Why does the tower ask pilots what the reason is for a go-around? This seems to be standard for commercial flights.
The reason 1 pilot goes around may also be the reason the next pilot goes around, The second pilot would like to know before hand whether the runway is safe to land on.
For example if it is wind related he can delay landing until it dies down.
If it is debris related then the tower can dispatch a cleaning crew.
Pilots are not required to give a reason for a go-around, just to say that they are going around. A go-around is a busy time for the pilot(s) of the aircraft - power, flaps, trim, must be set, gear raised in some cases. The pilot needs to aviate first.
The tower wants to know why the go-around was initiated by the pilot as it may be relevant for safety and/or operations. If the pilot is going around because of a botched approach then that won't impact other flights, however if there is a problem with the aircraft the tower can organize emergency resources. If the go-around is due to a situation on the ground then the tower can look to clear that up.
The only reason for a go-around is that the pilot or ATC thinks that landing is not safe or possible for this approach.
When the pilot does that, they follow the 5 Ups memory aid (Power Up, Nose Up, Gear Up, Flaps Up, Speak Up). You can see that by the time a pilot is ready to inform ATC about go-around, he is already going around.
Commonly, when ATC requests a go-around, it is if there is an unsafe condition such as an aircraft, vehicle, or object on the runway.
When the pilot decides to go-around, it can be one of the following reasons:
- the aircraft is not lined up
- it is not configured properly for a safe landing
- an aircraft, vehicle or other object has not cleared the runway
- no landing clearance was received (at a towered field)
- the landing gear is not properly extended
- a dangerous meteorological condition is experienced on final approach (e.g., poor visibility, excessive cross-winds, windshear, etc.)

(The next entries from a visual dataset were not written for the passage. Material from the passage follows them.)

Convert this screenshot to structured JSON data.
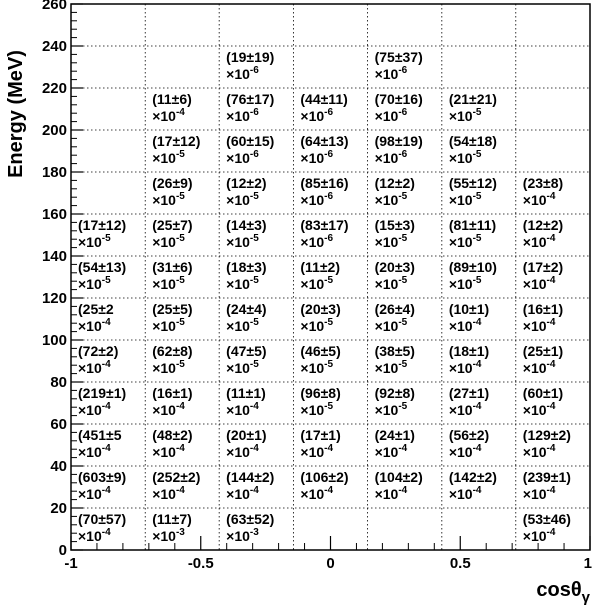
{
  "chart_data": {
    "type": "table",
    "xlabel_main": "cosθ",
    "xlabel_sub": "γ",
    "ylabel": "Energy (MeV)",
    "xlim": [
      -1,
      1
    ],
    "ylim": [
      0,
      260
    ],
    "x_ticks": [
      -1,
      -0.5,
      0,
      0.5,
      1
    ],
    "x_tick_labels": [
      "-1",
      "-0.5",
      "0",
      "0.5",
      "1"
    ],
    "y_ticks": [
      0,
      20,
      40,
      60,
      80,
      100,
      120,
      140,
      160,
      180,
      200,
      220,
      240,
      260
    ],
    "y_tick_labels": [
      "0",
      "20",
      "40",
      "60",
      "80",
      "100",
      "120",
      "140",
      "160",
      "180",
      "200",
      "220",
      "240",
      "260"
    ],
    "x_bin_edges": [
      -1.0,
      -0.714,
      -0.429,
      -0.143,
      0.143,
      0.429,
      0.714,
      1.0
    ],
    "y_bin_edges": [
      0,
      20,
      40,
      60,
      80,
      100,
      120,
      140,
      160,
      180,
      200,
      220,
      240,
      260
    ],
    "grid": true,
    "cells": [
      {
        "xbin": 0,
        "ybin": 0,
        "value": "(70±57)",
        "exp": "-4"
      },
      {
        "xbin": 1,
        "ybin": 0,
        "value": "(11±7)",
        "exp": "-3"
      },
      {
        "xbin": 2,
        "ybin": 0,
        "value": "(63±52)",
        "exp": "-3"
      },
      {
        "xbin": 6,
        "ybin": 0,
        "value": "(53±46)",
        "exp": "-4"
      },
      {
        "xbin": 0,
        "ybin": 1,
        "value": "(603±9)",
        "exp": "-4"
      },
      {
        "xbin": 1,
        "ybin": 1,
        "value": "(252±2)",
        "exp": "-4"
      },
      {
        "xbin": 2,
        "ybin": 1,
        "value": "(144±2)",
        "exp": "-4"
      },
      {
        "xbin": 3,
        "ybin": 1,
        "value": "(106±2)",
        "exp": "-4"
      },
      {
        "xbin": 4,
        "ybin": 1,
        "value": "(104±2)",
        "exp": "-4"
      },
      {
        "xbin": 5,
        "ybin": 1,
        "value": "(142±2)",
        "exp": "-4"
      },
      {
        "xbin": 6,
        "ybin": 1,
        "value": "(239±1)",
        "exp": "-4"
      },
      {
        "xbin": 0,
        "ybin": 2,
        "value": "(451±5",
        "exp": "-4"
      },
      {
        "xbin": 1,
        "ybin": 2,
        "value": "(48±2)",
        "exp": "-4"
      },
      {
        "xbin": 2,
        "ybin": 2,
        "value": "(20±1)",
        "exp": "-4"
      },
      {
        "xbin": 3,
        "ybin": 2,
        "value": "(17±1)",
        "exp": "-4"
      },
      {
        "xbin": 4,
        "ybin": 2,
        "value": "(24±1)",
        "exp": "-4"
      },
      {
        "xbin": 5,
        "ybin": 2,
        "value": "(56±2)",
        "exp": "-4"
      },
      {
        "xbin": 6,
        "ybin": 2,
        "value": "(129±2)",
        "exp": "-4"
      },
      {
        "xbin": 0,
        "ybin": 3,
        "value": "(219±1)",
        "exp": "-4"
      },
      {
        "xbin": 1,
        "ybin": 3,
        "value": "(16±1)",
        "exp": "-4"
      },
      {
        "xbin": 2,
        "ybin": 3,
        "value": "(11±1)",
        "exp": "-4"
      },
      {
        "xbin": 3,
        "ybin": 3,
        "value": "(96±8)",
        "exp": "-5"
      },
      {
        "xbin": 4,
        "ybin": 3,
        "value": "(92±8)",
        "exp": "-5"
      },
      {
        "xbin": 5,
        "ybin": 3,
        "value": "(27±1)",
        "exp": "-4"
      },
      {
        "xbin": 6,
        "ybin": 3,
        "value": "(60±1)",
        "exp": "-4"
      },
      {
        "xbin": 0,
        "ybin": 4,
        "value": "(72±2)",
        "exp": "-4"
      },
      {
        "xbin": 1,
        "ybin": 4,
        "value": "(62±8)",
        "exp": "-5"
      },
      {
        "xbin": 2,
        "ybin": 4,
        "value": "(47±5)",
        "exp": "-5"
      },
      {
        "xbin": 3,
        "ybin": 4,
        "value": "(46±5)",
        "exp": "-5"
      },
      {
        "xbin": 4,
        "ybin": 4,
        "value": "(38±5)",
        "exp": "-5"
      },
      {
        "xbin": 5,
        "ybin": 4,
        "value": "(18±1)",
        "exp": "-4"
      },
      {
        "xbin": 6,
        "ybin": 4,
        "value": "(25±1)",
        "exp": "-4"
      },
      {
        "xbin": 0,
        "ybin": 5,
        "value": "(25±2",
        "exp": "-4"
      },
      {
        "xbin": 1,
        "ybin": 5,
        "value": "(25±5)",
        "exp": "-5"
      },
      {
        "xbin": 2,
        "ybin": 5,
        "value": "(24±4)",
        "exp": "-5"
      },
      {
        "xbin": 3,
        "ybin": 5,
        "value": "(20±3)",
        "exp": "-5"
      },
      {
        "xbin": 4,
        "ybin": 5,
        "value": "(26±4)",
        "exp": "-5"
      },
      {
        "xbin": 5,
        "ybin": 5,
        "value": "(10±1)",
        "exp": "-4"
      },
      {
        "xbin": 6,
        "ybin": 5,
        "value": "(16±1)",
        "exp": "-4"
      },
      {
        "xbin": 0,
        "ybin": 6,
        "value": "(54±13)",
        "exp": "-5"
      },
      {
        "xbin": 1,
        "ybin": 6,
        "value": "(31±6)",
        "exp": "-5"
      },
      {
        "xbin": 2,
        "ybin": 6,
        "value": "(18±3)",
        "exp": "-5"
      },
      {
        "xbin": 3,
        "ybin": 6,
        "value": "(11±2)",
        "exp": "-5"
      },
      {
        "xbin": 4,
        "ybin": 6,
        "value": "(20±3)",
        "exp": "-5"
      },
      {
        "xbin": 5,
        "ybin": 6,
        "value": "(89±10)",
        "exp": "-5"
      },
      {
        "xbin": 6,
        "ybin": 6,
        "value": "(17±2)",
        "exp": "-4"
      },
      {
        "xbin": 0,
        "ybin": 7,
        "value": "(17±12)",
        "exp": "-5"
      },
      {
        "xbin": 1,
        "ybin": 7,
        "value": "(25±7)",
        "exp": "-5"
      },
      {
        "xbin": 2,
        "ybin": 7,
        "value": "(14±3)",
        "exp": "-5"
      },
      {
        "xbin": 3,
        "ybin": 7,
        "value": "(83±17)",
        "exp": "-6"
      },
      {
        "xbin": 4,
        "ybin": 7,
        "value": "(15±3)",
        "exp": "-5"
      },
      {
        "xbin": 5,
        "ybin": 7,
        "value": "(81±11)",
        "exp": "-5"
      },
      {
        "xbin": 6,
        "ybin": 7,
        "value": "(12±2)",
        "exp": "-4"
      },
      {
        "xbin": 1,
        "ybin": 8,
        "value": "(26±9)",
        "exp": "-5"
      },
      {
        "xbin": 2,
        "ybin": 8,
        "value": "(12±2)",
        "exp": "-5"
      },
      {
        "xbin": 3,
        "ybin": 8,
        "value": "(85±16)",
        "exp": "-6"
      },
      {
        "xbin": 4,
        "ybin": 8,
        "value": "(12±2)",
        "exp": "-5"
      },
      {
        "xbin": 5,
        "ybin": 8,
        "value": "(55±12)",
        "exp": "-5"
      },
      {
        "xbin": 6,
        "ybin": 8,
        "value": "(23±8)",
        "exp": "-4"
      },
      {
        "xbin": 1,
        "ybin": 9,
        "value": "(17±12)",
        "exp": "-5"
      },
      {
        "xbin": 2,
        "ybin": 9,
        "value": "(60±15)",
        "exp": "-6"
      },
      {
        "xbin": 3,
        "ybin": 9,
        "value": "(64±13)",
        "exp": "-6"
      },
      {
        "xbin": 4,
        "ybin": 9,
        "value": "(98±19)",
        "exp": "-6"
      },
      {
        "xbin": 5,
        "ybin": 9,
        "value": "(54±18)",
        "exp": "-5"
      },
      {
        "xbin": 1,
        "ybin": 10,
        "value": "(11±6)",
        "exp": "-4"
      },
      {
        "xbin": 2,
        "ybin": 10,
        "value": "(76±17)",
        "exp": "-6"
      },
      {
        "xbin": 3,
        "ybin": 10,
        "value": "(44±11)",
        "exp": "-6"
      },
      {
        "xbin": 4,
        "ybin": 10,
        "value": "(70±16)",
        "exp": "-6"
      },
      {
        "xbin": 5,
        "ybin": 10,
        "value": "(21±21)",
        "exp": "-5"
      },
      {
        "xbin": 2,
        "ybin": 11,
        "value": "(19±19)",
        "exp": "-6"
      },
      {
        "xbin": 4,
        "ybin": 11,
        "value": "(75±37)",
        "exp": "-6"
      }
    ]
  }
}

- excessive energy (too high or too fast)
- or any other unsafe condition is detected
Short answer: because first you're disrupting the traffic pattern (especially at larger airports that don't use a circular pattern and coordinate direct approaches instead) and the tower will want an explanation, and second because if there is a problem outside the cockpit causing you to execute the missed approach, other craft might have the same problem, and if the tower knows about it they can take steps to resolve it, or at least advise other incoming craft.
I've only got about 300 hours logged but I have not once been asked WHY I am going around. However if you "intend" to do a touch-and-go or an abort/go around you must inform them, because it's their job to know where every aircraft is going. I usually tell the tower before takeoff I'll be flying a "closed pattern" if just practicing TnGs. Makes it much easier for ATC. When I intend to stop, I will say landing "Full Stop" when turning final. But, as Farhan said, if anything is off on approach or you bounce on touchdown, miss the touchdown zone, wind starts kicking your ass or if ANYTHING isn't perfect, it's full throttle, flaps up once +ROC, and figure out what u did wrong. The tower can wait, they are all in there watching, laughing at your pathetic attempt anyway. If something is wrong, do insist on priority access! POC is in charge after all. My alternator 172SP died on climbout once and I didn't say a thing, just rushed to mid field and dove vertical out of downwind pattern, slipping the hell out of it to slow her down. Per protocol, I didn't say a word to ATC until I was clear of the runway. But always be nice to the ATC. Fantastic guys that would do ANYTHING to keep their pilots safe. The FAA/NTSB tho.... they are the best reason to keep your mouth shut unless you are out of options!